Bei den Burgfestspielen erklärte Landrat Arndt Steinbach den Gästen die Förderung über den Kulturraum, dessen Gesetz bislang einmalig in Deutschland ist. Im Vergleich zum Rems-Murr-Kreis haben die sächsischen Landkreise aufgrund ihrer Geschichte weitaus mehr staatliche Kulturadressen zu verwalten. „Die Burgfestspiele“, so Arndt Steinbach, „sind ein gutes Beispiel für die Wiederbelebung einer traditionsreichen Idee vor etwa 100 Jahren mit neuen Inhalten, dargeboten von Theatern, Orchestern, Chören, die über den Kulturraum gefördert werden.“ Dem kulturpolitischen Seminar folgte die Aufführung der „Hebamme“ auf dem Burgberg – leider bei schaurigem Wetter.
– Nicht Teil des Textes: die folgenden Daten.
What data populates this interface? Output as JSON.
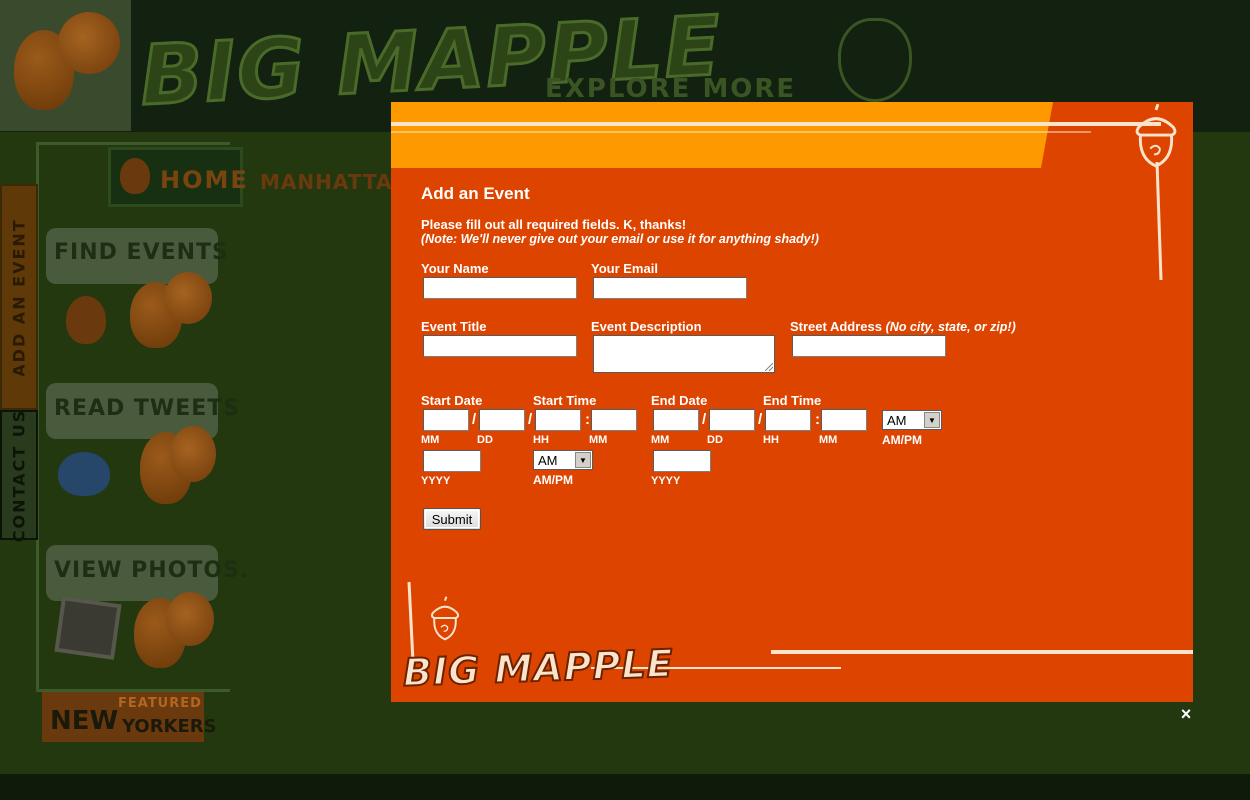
{
  "background": {
    "logo_text": "BIG MAPPLE",
    "tagline": "EXPLORE MORE",
    "nav": {
      "home": "HOME",
      "manhattan": "MANHATTAN"
    },
    "bubbles": [
      {
        "label": "FIND EVENTS"
      },
      {
        "label": "READ TWEETS"
      },
      {
        "label": "VIEW PHOTOS."
      }
    ],
    "side_tabs": {
      "add_event": "ADD AN EVENT",
      "contact": "CONTACT US"
    },
    "featured": {
      "small": "FEATURED",
      "new": "NEW",
      "yorkers": "YORKERS"
    }
  },
  "modal": {
    "title": "Add an Event",
    "intro": "Please fill out all required fields. K, thanks!",
    "note": "(Note: We'll never give out your email or use it for anything shady!)",
    "labels": {
      "name": "Your Name",
      "email": "Your Email",
      "event_title": "Event Title",
      "event_description": "Event Description",
      "street_address": "Street Address",
      "street_address_hint": "(No city, state, or zip!)",
      "start_date": "Start Date",
      "start_time": "Start Time",
      "end_date": "End Date",
      "end_time": "End Time"
    },
    "sublabels": {
      "mm": "MM",
      "dd": "DD",
      "yyyy": "YYYY",
      "hh": "HH",
      "ampm": "AM/PM"
    },
    "separators": {
      "date": "/",
      "time": ":"
    },
    "fields": {
      "name": "",
      "email": "",
      "event_title": "",
      "event_description": "",
      "street_address": "",
      "start_mm": "",
      "start_dd": "",
      "start_yyyy": "",
      "start_hh": "",
      "start_min": "",
      "start_ampm": "AM",
      "end_mm": "",
      "end_dd": "",
      "end_yyyy": "",
      "end_hh": "",
      "end_min": "",
      "end_ampm": "AM"
    },
    "submit_label": "Submit",
    "logo_text": "BIG MAPPLE",
    "close_glyph": "×"
  },
  "colors": {
    "modal_bg": "#dd4400",
    "modal_band": "#ff9900",
    "page_bg": "#23380f"
  },
  "icons": [
    "acorn-icon",
    "squirrel-icon",
    "bird-icon",
    "select-arrow-icon",
    "close-icon"
  ]
}
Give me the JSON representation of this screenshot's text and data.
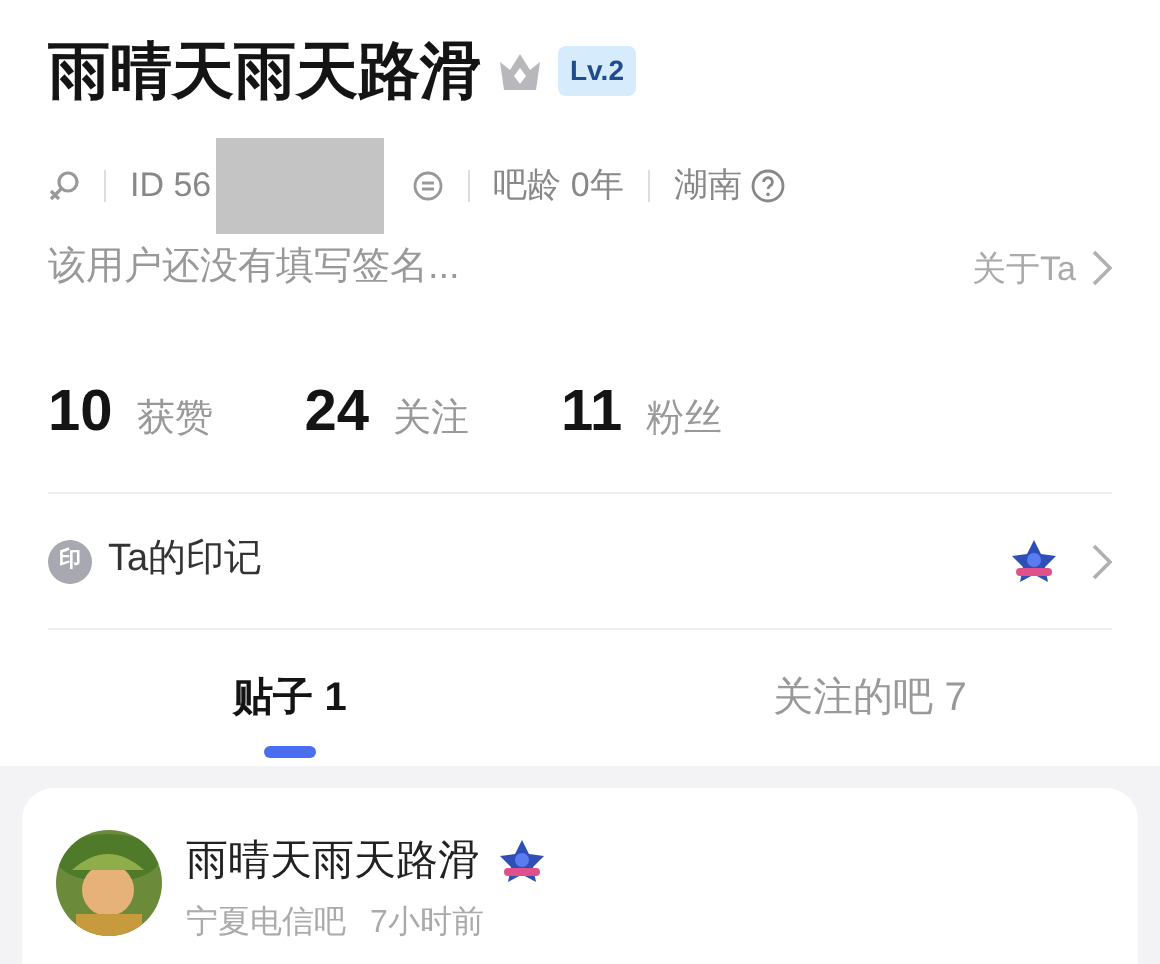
{
  "profile": {
    "name": "雨晴天雨天路滑",
    "level_badge": "Lv.2",
    "id_text": "ID 56",
    "age": "吧龄 0年",
    "location": "湖南",
    "signature": "该用户还没有填写签名...",
    "about_link": "关于Ta"
  },
  "stats": [
    {
      "value": "10",
      "label": "获赞"
    },
    {
      "value": "24",
      "label": "关注"
    },
    {
      "value": "11",
      "label": "粉丝"
    }
  ],
  "marks": {
    "icon_text": "印",
    "label": "Ta的印记"
  },
  "tabs": [
    {
      "label": "贴子 1",
      "selected": true
    },
    {
      "label": "关注的吧 7",
      "selected": false
    }
  ],
  "post": {
    "author": "雨晴天雨天路滑",
    "forum": "宁夏电信吧",
    "time": "7小时前"
  }
}
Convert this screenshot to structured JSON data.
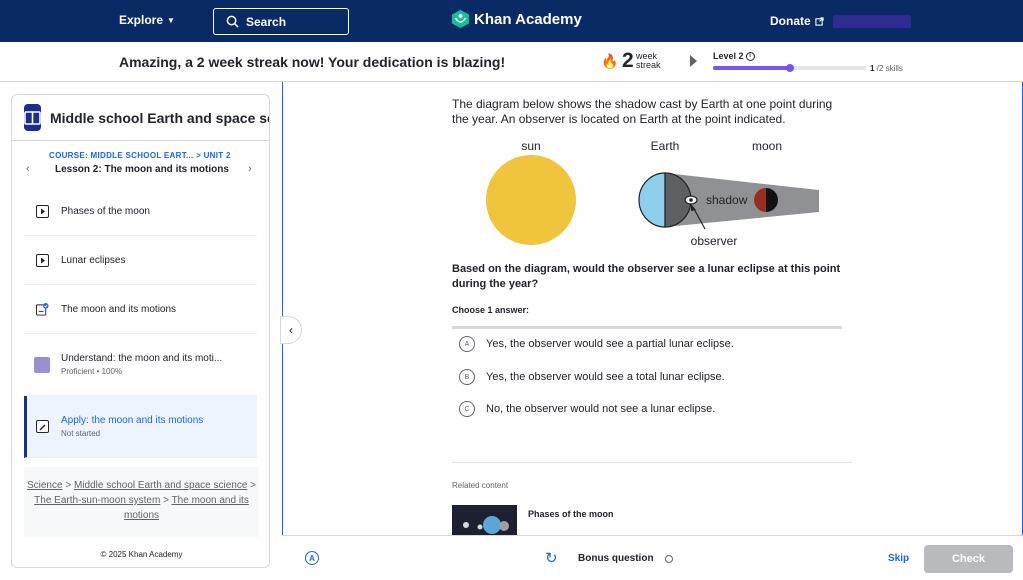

Das Sommerfest des Landkreises mit mehr als 500 Gästen in der Winzergenossenschaft auf dem Bennoweg in Meißen bildete den Abschluss des Besuchs. In diesem Jahr galt die Aufmerksamkeit dem 80. Gründungsjubiläum der Winzergenossenschaft. Landrat Dr. Sigel hatte dafür zwei besondere Gratulantinnen mitgebracht, die württembergische Weinprinzessin Anja Off und die zu diesem Zeitpunkt amtierende Schwäbische Waldfee Sara Zaiss. Zum Abschied wurden die Erlebnisse der zurückliegenden Tage ausgetauscht auch mit Blick auf die Entwicklung des geeinten Deutschlands. Fazit: Auch 25 Jahre nach der deutschen Einheit sind die Unterschiede bei der Betrachtung und Bewertung bundespolitischer Themen nicht zu überhören. Der Diskurs ist anregend und spannend, auch beim vergangenen Besuch in Meißen. In der Kommunalpolitik sieht es ganz anders aus: Fragen, Entwicklungstrends, Konzepte, auch Problemlösungen - bis hin zum Krisenmanagement unterscheiden sich kaum. Hier sind Ost und West eng zusammengerückt.